A propos du roitelet, ne faudrait-il pas parler du nom latin de cet oiseau « regulus », petit roi, qui se retrouve en français, en espagnol (reyezuelo), en allemand (sous forme de traduction « Zaunkönig », roi des clôtures) et sans doute dans d’autres langues ?
A l’origine il y a la fable latine du concours de vol en hauteur pour choisir le roi des oiseaux. Le vainqueur est l’aigle, mais un roitelet s’était perché sur sa tête, à son insu, méritant ainsi le nom de « petit roi » qui lui est resté.
On peut se demander si les « wren king songs » sont, de ce fait, d’origine uniquement celtique.

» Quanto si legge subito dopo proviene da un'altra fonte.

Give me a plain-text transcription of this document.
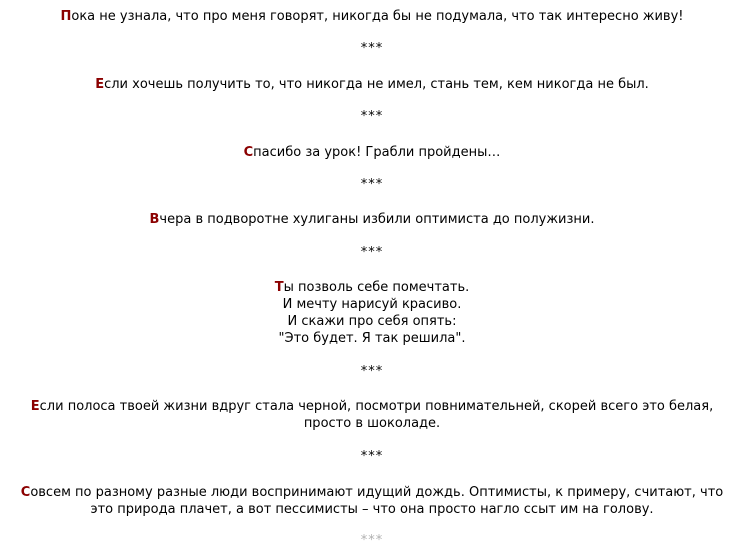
Пока не узнала, что про меня говорят, никогда бы не подумала, что так интересно живу!
***
Если хочешь получить то, что никогда не имел, стань тем, кем никогда не был.
***
Спасибо за урок! Грабли пройдены…
***
Вчера в подворотне хулиганы избили оптимиста до полужизни.
***
Ты позволь себе помечтать.
И мечту нарисуй красиво.
И скажи про себя опять:
"Это будет. Я так решила".
***
Если полоса твоей жизни вдруг стала черной, посмотри повнимательней, скорей всего это белая,
просто в шоколаде.
***
Совсем по разному разные люди воспринимают идущий дождь. Оптимисты, к примеру, считают, что
это природа плачет, а вот пессимисты – что она просто нагло ссыт им на голову.
***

Les noms de cet oiseau dans les langues celtes tournent autour de l’idée de gaité :
– Breton : « laouenan (ig) » de « laouenn »= joyeux
– Gallois : « dryw » est certainement le même mot que le breton « drev » (prononcé « dreo ») qui veut dire aussi joyeux (Christian Souchon )

A proposito dello scricciolo non possiamo non citare il nome latino di questo uccello, “regulus”, piccolo re, che si trova in francese, spagnolo (reyezuelo), tedesco (sotto forma di traduzione “Zaunkönig”, re delle siepi ) e probabilmente in altre lingue?
In origine c’è la favola latina della gara di volare più in alto per scegliere il re degli uccelli. Il vincitore è l’aquila, ma uno scricciolo si era appollaiato sulla sua testa, a sua insaputa, meritandosi così il nome di “piccolo re” che gli è rimasto impresso.

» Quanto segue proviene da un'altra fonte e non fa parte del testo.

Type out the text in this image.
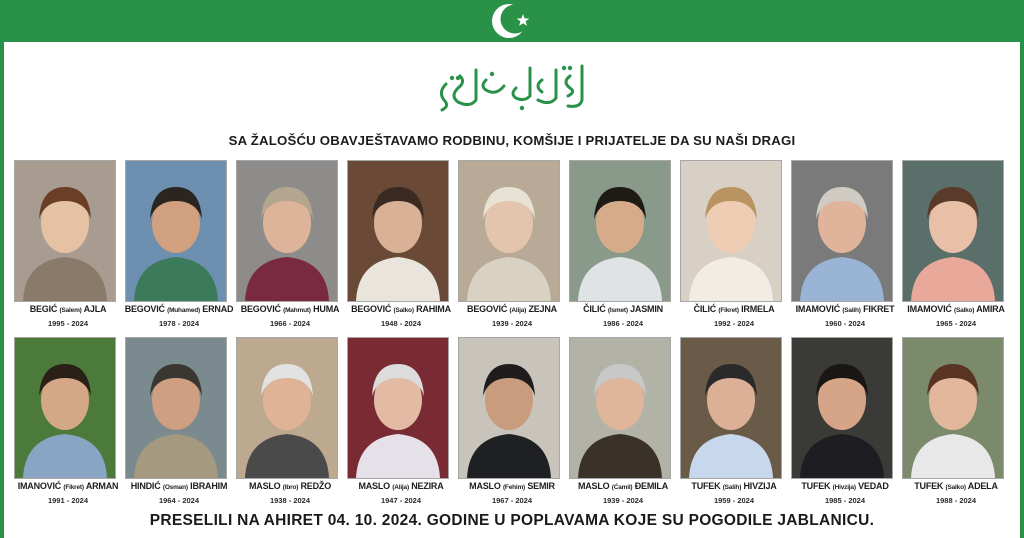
SA ŽALOŠĆU OBAVJEŠTAVAMO RODBINU, KOMŠIJE I PRIJATELJE DA SU NAŠI DRAGI
BEGIĆ (Salem) AJLA
1995 - 2024
BEGOVIĆ (Muhamed) ERNAD
1978 - 2024
BEGOVIĆ (Mahmut) HUMA
1966 - 2024
BEGOVIĆ (Salko) RAHIMA
1948 - 2024
BEGOVIĆ (Alija) ZEJNA
1939 - 2024
ČILIĆ (Ismet) JASMIN
1986 - 2024
ČILIĆ (Fikret) IRMELA
1992 - 2024
IMAMOVIĆ (Salih) FIKRET
1960 - 2024
IMAMOVIĆ (Salko) AMIRA
1965 - 2024
IMANOVIĆ (Fikret) ARMAN
1991 - 2024
HINDIĆ (Osman) IBRAHIM
1964 - 2024
MASLO (Ibro) REDŽO
1938 - 2024
MASLO (Alija) NEZIRA
1947 - 2024
MASLO (Fehim) SEMIR
1967 - 2024
MASLO (Ćamil) ĐEMILA
1939 - 2024
TUFEK (Salih) HIVZIJA
1959 - 2024
TUFEK (Hivzija) VEDAD
1985 - 2024
TUFEK (Salko) ADELA
1988 - 2024
PRESELILI NA AHIRET 04. 10. 2024. GODINE U POPLAVAMA KOJE SU POGODILE JABLANICU.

Viene da domandarsi se le “canzoni del re scricciolo” siano, quindi, di origine unicamente celtica. I nomi di questo uccello nelle lingue celtiche ruotano attorno all’idea di allegria:
Bretone: “laouenan (ig)” da “laouenn” = felice
Gallese: “dryw” è certamente la stessa parola del bretone “drev” (pronunciato “dreo”) che significa anche felice

Nel suo libro “La dea bianca”, Robert Graves spiega che nella tradizione celtica, la lotta tra le due parti dell’anno, è rappresentata dalla lotta tra il re-agrifoglio (o vischio), l’anno nascente, e il re-quercia, l’anno morente. Al solstizio d’inverno il re-agrifoglio vince sul re-quercia, e viceversa per il solstizio d’estate. (continua) Nella tradizione orale, una variante di questa lotta è rappresentata dal pettirosso e lo scricciolo, nascosti tra le foglie dei due rispettivi alberi. Lo scricciolo rappresenta l’anno calante, il pettirosso l’anno nuovo e la morte dello scricciolo è un passaggio di morte-rinascita.

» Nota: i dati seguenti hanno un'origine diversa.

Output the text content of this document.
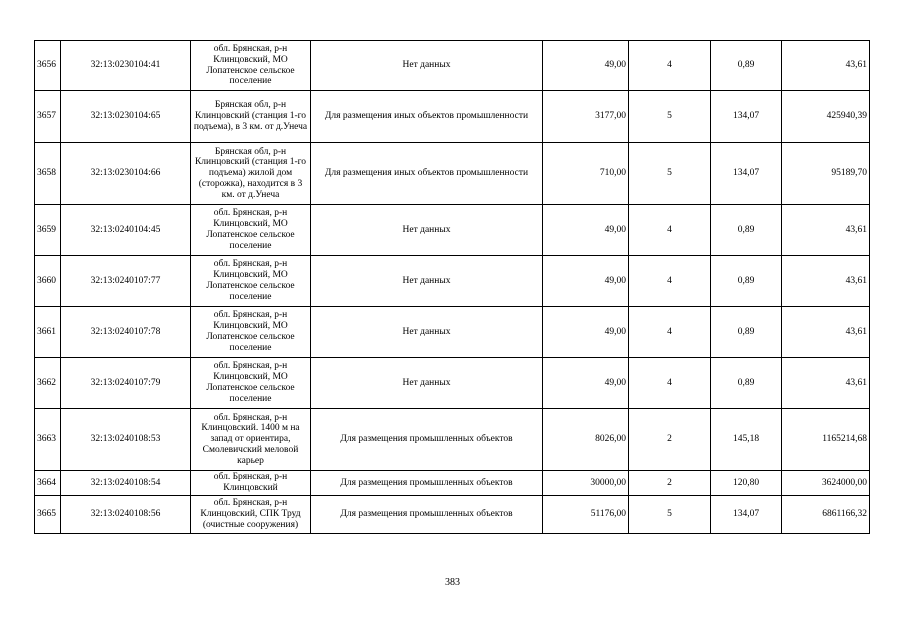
3656	32:13:0230104:41	обл. Брянская, р-н Клинцовский, МО Лопатенское сельское поселение	Нет данных	49,00	4	0,89	43,61
3657	32:13:0230104:65	Брянская обл, р-н Клинцовский (станция 1-го подъема), в 3 км. от д.Унеча	Для размещения иных объектов промышленности	3177,00	5	134,07	425940,39
3658	32:13:0230104:66	Брянская обл, р-н Клинцовский (станция 1-го подъема) жилой дом (сторожка), находится в 3 км. от д.Унеча	Для размещения иных объектов промышленности	710,00	5	134,07	95189,70
3659	32:13:0240104:45	обл. Брянская, р-н Клинцовский, МО Лопатенское сельское поселение	Нет данных	49,00	4	0,89	43,61
3660	32:13:0240107:77	обл. Брянская, р-н Клинцовский, МО Лопатенское сельское поселение	Нет данных	49,00	4	0,89	43,61
3661	32:13:0240107:78	обл. Брянская, р-н Клинцовский, МО Лопатенское сельское поселение	Нет данных	49,00	4	0,89	43,61
3662	32:13:0240107:79	обл. Брянская, р-н Клинцовский, МО Лопатенское сельское поселение	Нет данных	49,00	4	0,89	43,61
3663	32:13:0240108:53	обл. Брянская, р-н Клинцовский. 1400 м на запад от ориентира, Смолевичский меловой карьер	Для размещения промышленных объектов	8026,00	2	145,18	1165214,68
3664	32:13:0240108:54	обл. Брянская, р-н Клинцовский	Для размещения промышленных объектов	30000,00	2	120,80	3624000,00
3665	32:13:0240108:56	обл. Брянская, р-н Клинцовский, СПК Труд (очистные сооружения)	Для размещения промышленных объектов	51176,00	5	134,07	6861166,32
383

LA VERA MORTE DI COCK ROBIN

Cock Robin e Jenny Wren
Cock Robin e Jenny Wren

Nei secoli si sono mescolate molte varianti di questa lotta-litigio diventate anche oggetto di racconti per bambini e nursery rhymes. In quella più conosciuta Cock Robin (il pettirosso) si innamora di Jenny Wren (lo scricciolo). Viene celebrato il loro matrimonio (ampia descrizione del banchetto). Tutti sono felici, bevono e mangiano cose deliziose, ma a rovinare la festa entra in scena il cuculo, che vuole portarsi via Jenny Wren. Durante il tafferuglio viene ucciso Cock Robin. In altre varianti una lite tra i due uccellini innamorati precede il matrimonio continua

Nell’Inghilterra vittoriana è il pettirosso a rispuntare nelle cartoline degli auguri a simboleggiare la morte-resurrezione di Gesù (e l’uccellino viene raffigurato tra le mani di Gesù bambino tra le braccia di Maria).
Nella fiaba/filastrocca per bambini è lo scricciolo Jenny Wren ad essere la parte femminile della coppia, ed è il Frazer nel suo “Il ramo d’oro” a dirci che gli scozzesi lo chiamano anche “gallina della regina del cielo“.
La regina del cielo è evidentemente il sole che nell’antichità era femmina.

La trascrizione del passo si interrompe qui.